Despite the fact that this took me a while to finish this book I did like it. It took me so long for a number of reasons, such as deciding to blog about it in this format, other books getting in the way, life getting in the way, etc. But, I’m quite happy with the book. It was quite enjoyable and interesting, and I’ll be happy to read more sagas from Strike in the future (I already have The Silkworm). Though I’m unsure whether I’d really want to read lots of them, we’ll have to see if the next one is different enough from the first. I do hope there’s a bit more action in the next book, cause there wasn’t that much here, which is okay, but I do like some action.The Robin-Strike relationship is an interesting one, so much sexual tension. So it’ll be interesting to see how that plays out in future novels, I do hope it stays platonic, and that Matthew doesn’t just stay the ‘jealous boyfriend/fiancée’ character.
Honestly, it wasn’t my favourite book, and I don’t think it’s amazing. It’s good, and I liked it, but I wouldn’t rave about it all that much. Though, then again I’m not that well versed in mystery, so my judgement could be off about what is good and what is excellent mystery fiction. I do have to wonder if it would have been published if JK didn’t write it, and someone else did, and it’s obvious that before JK was revealed as the author, it certainly didn’t sell anywhere as many copies. I’m actually really disappointed it was revealed, because it would have been so interesting to see how it developed, and what happened with it. Perhaps there is hope that JK has done it with another series????
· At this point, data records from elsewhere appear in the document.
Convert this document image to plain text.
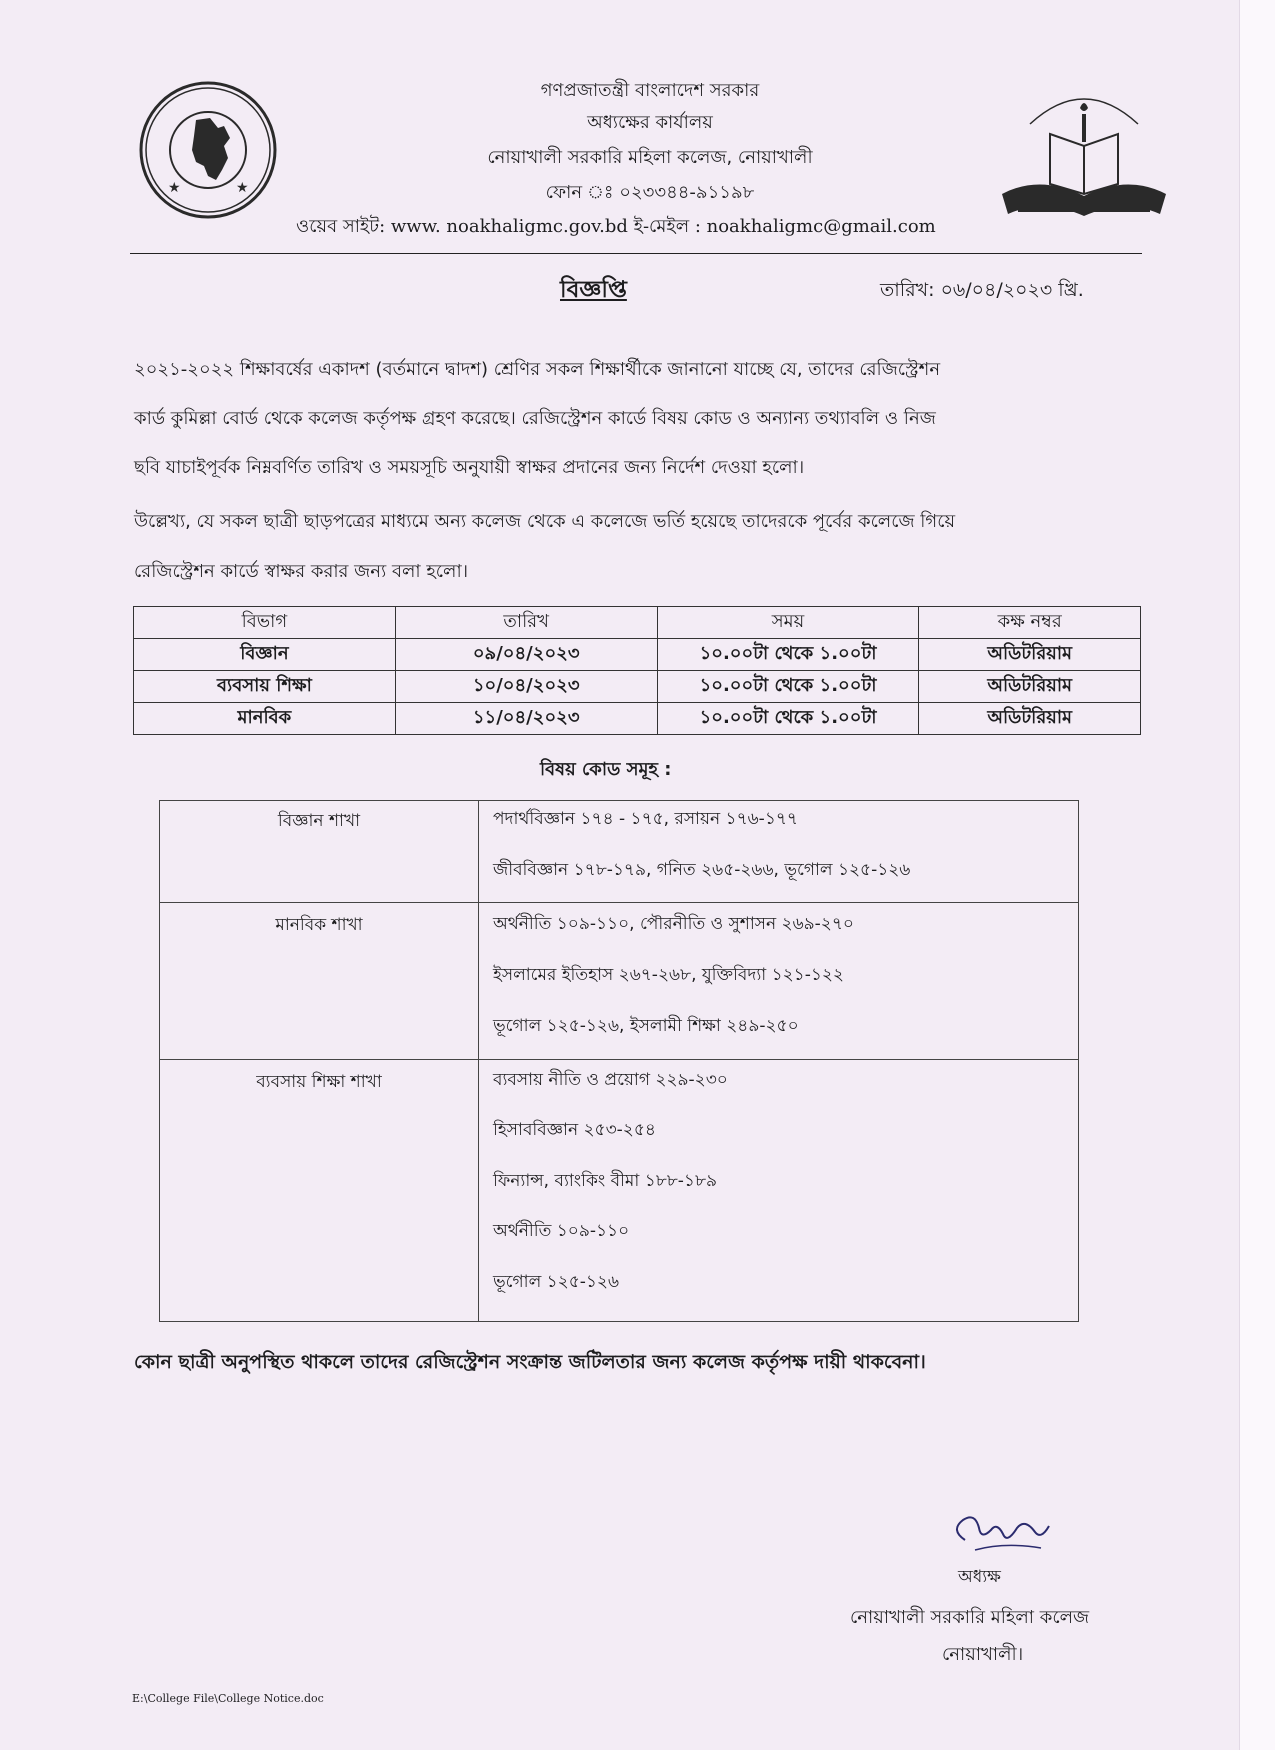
★	★
গণপ্রজাতন্ত্রী বাংলাদেশ সরকার
অধ্যক্ষের কার্যালয়
নোয়াখালী সরকারি মহিলা কলেজ, নোয়াখালী
ফোন ঃ ০২৩৩৪৪-৯১১৯৮
ওয়েব সাইট: www. noakhaligmc.gov.bd ই-মেইল : noakhaligmc@gmail.com
বিজ্ঞপ্তি	তারিখ: ০৬/০৪/২০২৩ খ্রি.
২০২১-২০২২ শিক্ষাবর্ষের একাদশ (বর্তমানে দ্বাদশ) শ্রেণির সকল শিক্ষার্থীকে জানানো যাচ্ছে যে, তাদের রেজিস্ট্রেশন
কার্ড কুমিল্লা বোর্ড থেকে কলেজ কর্তৃপক্ষ গ্রহণ করেছে। রেজিস্ট্রেশন কার্ডে বিষয় কোড ও অন্যান্য তথ্যাবলি ও নিজ
ছবি যাচাইপূর্বক নিম্নবর্ণিত তারিখ ও সময়সূচি অনুযায়ী স্বাক্ষর প্রদানের জন্য নির্দেশ দেওয়া হলো।
উল্লেখ্য, যে সকল ছাত্রী ছাড়পত্রের মাধ্যমে অন্য কলেজ থেকে এ কলেজে ভর্তি হয়েছে তাদেরকে পূর্বের কলেজে গিয়ে
রেজিস্ট্রেশন কার্ডে স্বাক্ষর করার জন্য বলা হলো।
বিভাগ	তারিখ	সময়	কক্ষ নম্বর
বিজ্ঞান	০৯/০৪/২০২৩	১০.০০টা থেকে ১.০০টা	অডিটরিয়াম
ব্যবসায় শিক্ষা	১০/০৪/২০২৩	১০.০০টা থেকে ১.০০টা	অডিটরিয়াম
মানবিক	১১/০৪/২০২৩	১০.০০টা থেকে ১.০০টা	অডিটরিয়াম
বিষয় কোড সমূহ :
বিজ্ঞান শাখা	পদার্থবিজ্ঞান ১৭৪ - ১৭৫, রসায়ন ১৭৬-১৭৭
জীববিজ্ঞান ১৭৮-১৭৯, গনিত ২৬৫-২৬৬, ভূগোল ১২৫-১২৬
মানবিক শাখা	অর্থনীতি ১০৯-১১০, পৌরনীতি ও সুশাসন ২৬৯-২৭০
ইসলামের ইতিহাস ২৬৭-২৬৮, যুক্তিবিদ্যা ১২১-১২২
ভূগোল ১২৫-১২৬, ইসলামী শিক্ষা ২৪৯-২৫০
ব্যবসায় শিক্ষা শাখা	ব্যবসায় নীতি ও প্রয়োগ ২২৯-২৩০
হিসাববিজ্ঞান ২৫৩-২৫৪
ফিন্যান্স, ব্যাংকিং বীমা ১৮৮-১৮৯
অর্থনীতি ১০৯-১১০
ভূগোল ১২৫-১২৬
কোন ছাত্রী অনুপস্থিত থাকলে তাদের রেজিস্ট্রেশন সংক্রান্ত জটিলতার জন্য কলেজ কর্তৃপক্ষ দায়ী থাকবেনা।
অধ্যক্ষ
নোয়াখালী সরকারি মহিলা কলেজ
নোয়াখালী।
E:\College File\College Notice.doc
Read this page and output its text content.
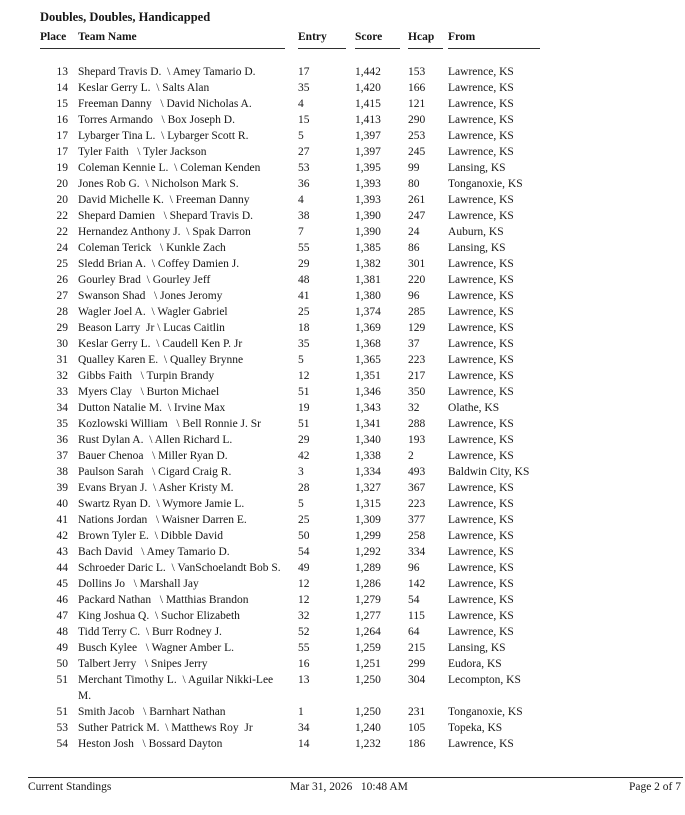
Doubles, Doubles, Handicapped
Place Team Name		Entry	Score	Hcap	From

13	Shepard Travis D.  \ Amey Tamario D.	17	1,442	153	Lawrence, KS
14	Keslar Gerry L.  \ Salts Alan	35	1,420	166	Lawrence, KS
15	Freeman Danny   \ David Nicholas A.	4	1,415	121	Lawrence, KS
16	Torres Armando   \ Box Joseph D.	15	1,413	290	Lawrence, KS
17	Lybarger Tina L.  \ Lybarger Scott R.	5	1,397	253	Lawrence, KS
17	Tyler Faith   \ Tyler Jackson	27	1,397	245	Lawrence, KS
19	Coleman Kennie L.  \ Coleman Kenden	53	1,395	99	Lansing, KS
20	Jones Rob G.  \ Nicholson Mark S.	36	1,393	80	Tonganoxie, KS
20	David Michelle K.  \ Freeman Danny	4	1,393	261	Lawrence, KS
22	Shepard Damien   \ Shepard Travis D.	38	1,390	247	Lawrence, KS
22	Hernandez Anthony J.  \ Spak Darron	7	1,390	24	Auburn, KS
24	Coleman Terick   \ Kunkle Zach	55	1,385	86	Lansing, KS
25	Sledd Brian A.  \ Coffey Damien J.	29	1,382	301	Lawrence, KS
26	Gourley Brad  \ Gourley Jeff	48	1,381	220	Lawrence, KS
27	Swanson Shad   \ Jones Jeromy	41	1,380	96	Lawrence, KS
28	Wagler Joel A.  \ Wagler Gabriel	25	1,374	285	Lawrence, KS
29	Beason Larry  Jr \ Lucas Caitlin	18	1,369	129	Lawrence, KS
30	Keslar Gerry L.  \ Caudell Ken P. Jr	35	1,368	37	Lawrence, KS
31	Qualley Karen E.  \ Qualley Brynne	5	1,365	223	Lawrence, KS
32	Gibbs Faith   \ Turpin Brandy	12	1,351	217	Lawrence, KS
33	Myers Clay   \ Burton Michael	51	1,346	350	Lawrence, KS
34	Dutton Natalie M.  \ Irvine Max	19	1,343	32	Olathe, KS
35	Kozlowski William   \ Bell Ronnie J. Sr	51	1,341	288	Lawrence, KS
36	Rust Dylan A.  \ Allen Richard L.	29	1,340	193	Lawrence, KS
37	Bauer Chenoa   \ Miller Ryan D.	42	1,338	2	Lawrence, KS
38	Paulson Sarah   \ Cigard Craig R.	3	1,334	493	Baldwin City, KS
39	Evans Bryan J.  \ Asher Kristy M.	28	1,327	367	Lawrence, KS
40	Swartz Ryan D.  \ Wymore Jamie L.	5	1,315	223	Lawrence, KS
41	Nations Jordan   \ Waisner Darren E.	25	1,309	377	Lawrence, KS
42	Brown Tyler E.  \ Dibble David	50	1,299	258	Lawrence, KS
43	Bach David   \ Amey Tamario D.	54	1,292	334	Lawrence, KS
44	Schroeder Daric L.  \ VanSchoelandt Bob S.	49	1,289	96	Lawrence, KS
45	Dollins Jo   \ Marshall Jay	12	1,286	142	Lawrence, KS
46	Packard Nathan   \ Matthias Brandon	12	1,279	54	Lawrence, KS
47	King Joshua Q.  \ Suchor Elizabeth	32	1,277	115	Lawrence, KS
48	Tidd Terry C.  \ Burr Rodney J.	52	1,264	64	Lawrence, KS
49	Busch Kylee   \ Wagner Amber L.	55	1,259	215	Lansing, KS
50	Talbert Jerry   \ Snipes Jerry	16	1,251	299	Eudora, KS
51	Merchant Timothy L.  \ Aguilar Nikki-Lee M.	13	1,250	304	Lecompton, KS
51	Smith Jacob   \ Barnhart Nathan	1	1,250	231	Tonganoxie, KS
53	Suther Patrick M.  \ Matthews Roy  Jr	34	1,240	105	Topeka, KS
54	Heston Josh   \ Bossard Dayton	14	1,232	186	Lawrence, KS
Current Standings	Mar 31, 2026   10:48 AM	Page 2 of 7
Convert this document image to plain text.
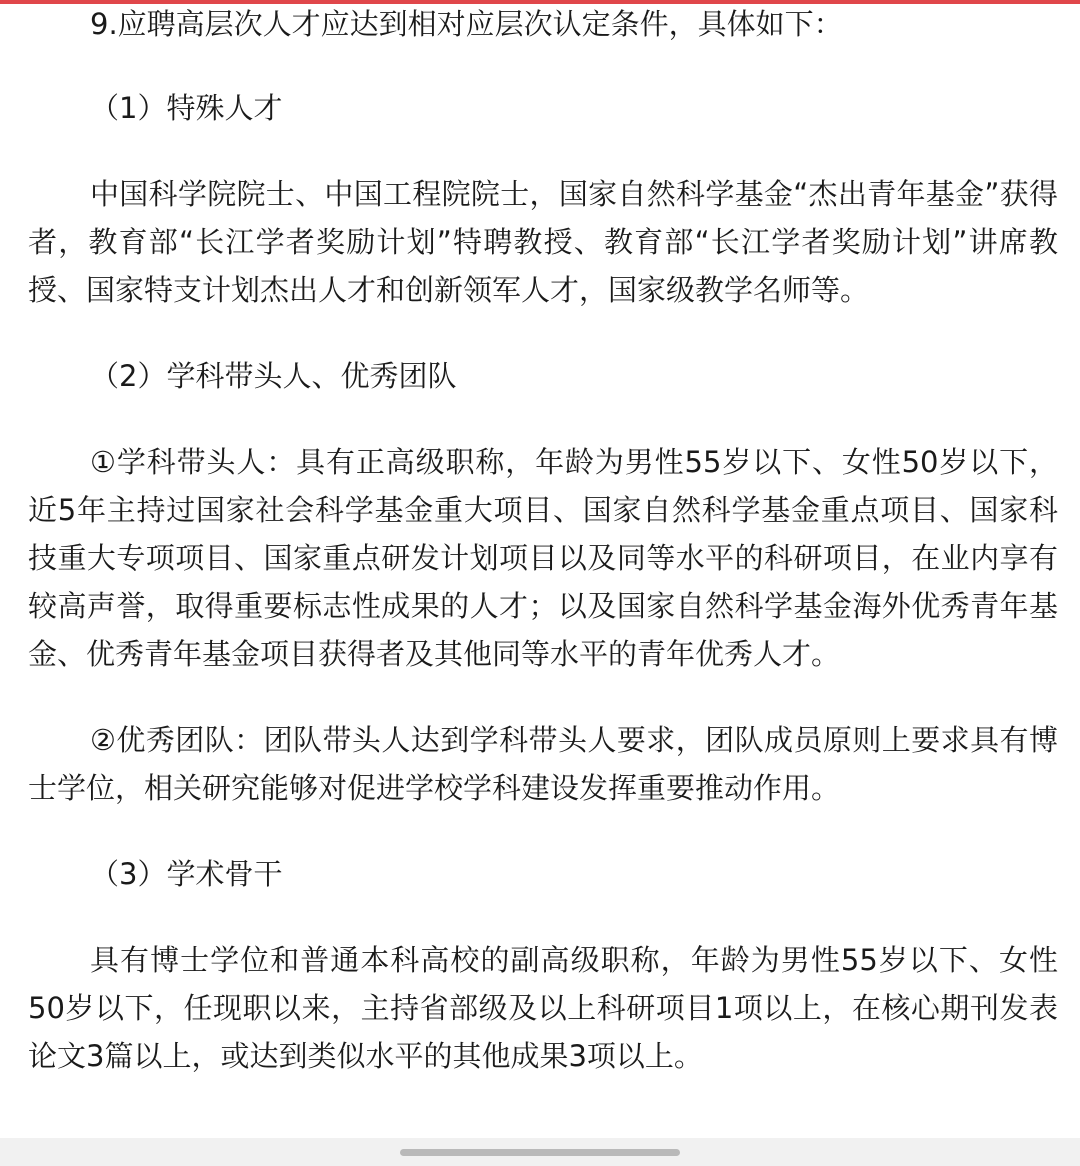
9.应聘高层次人才应达到相对应层次认定条件，具体如下：

（1）特殊人才

中国科学院院士、中国工程院院士，国家自然科学基金“杰出青年基金”获得者，教育部“长江学者奖励计划”特聘教授、教育部“长江学者奖励计划”讲席教授、国家特支计划杰出人才和创新领军人才，国家级教学名师等。

（2）学科带头人、优秀团队

①学科带头人：具有正高级职称，年龄为男性55岁以下、女性50岁以下，近5年主持过国家社会科学基金重大项目、国家自然科学基金重点项目、国家科技重大专项项目、国家重点研发计划项目以及同等水平的科研项目，在业内享有较高声誉，取得重要标志性成果的人才；以及国家自然科学基金海外优秀青年基金、优秀青年基金项目获得者及其他同等水平的青年优秀人才。

②优秀团队：团队带头人达到学科带头人要求，团队成员原则上要求具有博士学位，相关研究能够对促进学校学科建设发挥重要推动作用。

（3）学术骨干

具有博士学位和普通本科高校的副高级职称，年龄为男性55岁以下、女性50岁以下，任现职以来，主持省部级及以上科研项目1项以上，在核心期刊发表论文3篇以上，或达到类似水平的其他成果3项以上。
Looking through Goodreads (as I seem to do), plenty of people don’t like JK’s ‘adult writing’. While, I actually do like it. I don’t find it too ‘try hard’ as some do, and it’s feels like it flows quite well. I don’t think it comes close to Markus Zusak, but I don’t really have complaints about it. But everyone has personal preferences, so, it’s no real issue.
I think it’s hard to compare this to The Casual Vacancy, they really are such different books, after all it’s a whole different JK persona that this is written under. I think both of them have strengths and weaknesses, but both I have enjoyed, and found them to be very interesting stories. There are similarities to be sure, but both are very different. I definitely would recommend both to people, because they are good.